Some might say I should have waited, as I’m not actually retiring yet. The size of the monthly payment Social Security recipients can receive gets bigger every month they wait to start drawing it, up to age 70.

But I want the money now. Because I’ve never been good at delayed gratification. Because nobody can be sure they will live to, or much beyond, 70. So waiting to get more could mean I’ll actually get less. Or none.

But mostly because, by starting my draw now, I increase the odds of being grandfathered in and not facing reduced or eliminated benefits once Republicans regain control of Congress.*

I’m not expecting to get into the Social Security balloon, pull the rope ladder up after me and happily float away. I know I will need the system to live at least as long as I do.

This was all brought home by an anti-Lee campaign ad that was in heavy rotation in the last days of the campaign. In a fuzzy video clip from 2010, during Lee’s first campaign for office, the now-senator tells a group of voters, “It will be my objective to phase out Social Security, to pull it up by the roots and get rid of it.

Lee supporters have challenged the edit of the clip, posting a few more seconds in which he says, “We have to hold harmless those who are current beneficiaries.”

Lee also allows as how the phase-out should probably also protect those who are getting close to retirement, what he calls, “the next layer beneath them.” Too many people, he admits, have been led to count on those benefits being there, have paid in for years, and don’t have time to make other arrangements.

Of course that thinking is a result of politicians not understanding how Social Security works. Or assuming that the rest of us don’t know how it works.

While the Social Security payments each of us receives are based on how many years we worked and how much money we made (data that’s available to each of us once we set up an account at ssa.gov), it is not like having a savings account with your name on it.

Social Security is, always has been and, as long as it survives, always will be an intergenerational income transfer. People working now pay in and people who are now retired, or just old enough, take out.

According to my calculations (math never having been my strong suit) the amount of FICA taxes that my wife and I and our employers paid over the last 45 years are enough to pay our estimated benefits for a little more than five years. If we live that long.

After that, the only way anyone’s benefits will keep coming is if the next generation of workers, and the generation after that, keeps paying their Social Security taxes, promised that they will benefit from the payments of the generations after that.

So it is simply not mathematically possible for Mike Lee and the other Republicans who have been sharpening their knives over Social Security to set a cut-off date for people to draw benefits and free everyone younger than that from the whole system.

If Social Security ever stops, it will unavoidably leave some beneficiaries who were promised lifetime benefits drawing on an empty tank, even as workers who paid into the system for however many years will have nothing to show for it.

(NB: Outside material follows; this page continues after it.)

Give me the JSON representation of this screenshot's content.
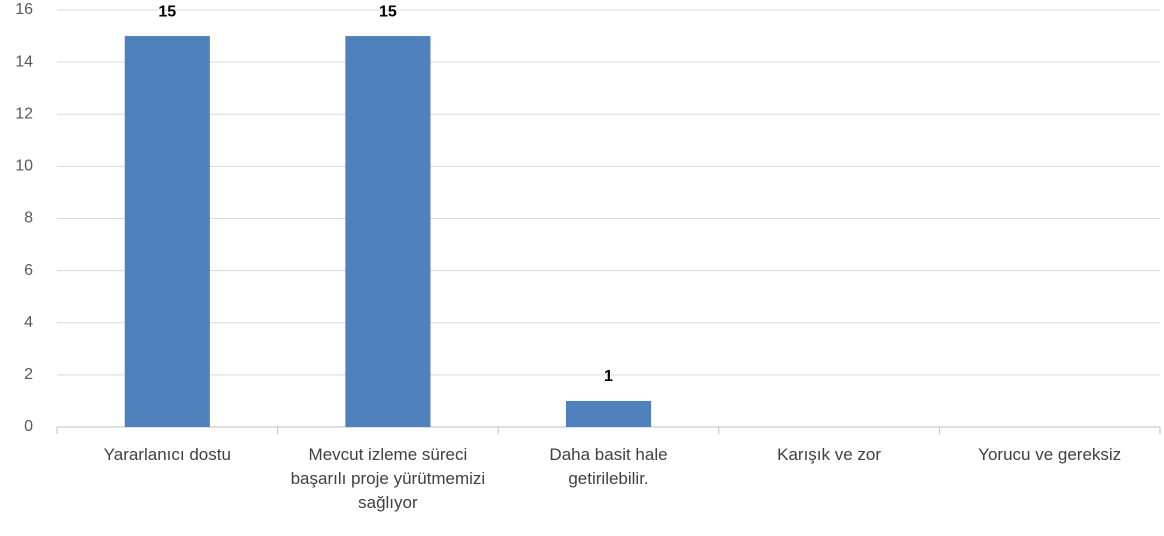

Republicans tell us that Social Security is doomed to bankruptcy. But that’s only because they refuse to fix it. The easiest way to do that starts with charging payroll taxes on every dollar of earned income, not just the first $147,000.

Have the rich pay more. A lot more. They may not benefit personally - unless they get Bernie Madoffed, go broke and need Social Security to fall back on - but the society they live in will.

Raising the retirement age is cruel, even as average life expectancy goes up, because those who most need the help are lifetime low-income workers who are already the most likely to die before collecting even what they paid in, if anything at all.

Obviously the fact that Social Security cannot end without wrecking millions of lives is a tamper-destruct mechanism built in by sly old Franklin D. Roosevelt when he created the system in 1935.

And Mike Lee and other Republicans are not being honest with us if they ignore that.

George Pyle, reading The New York Times at The Rose Establishment.

*George Pyle, opinion editor of The Salt Lake Tribune, wrote this before the election, but not, maybe, before we found out who won.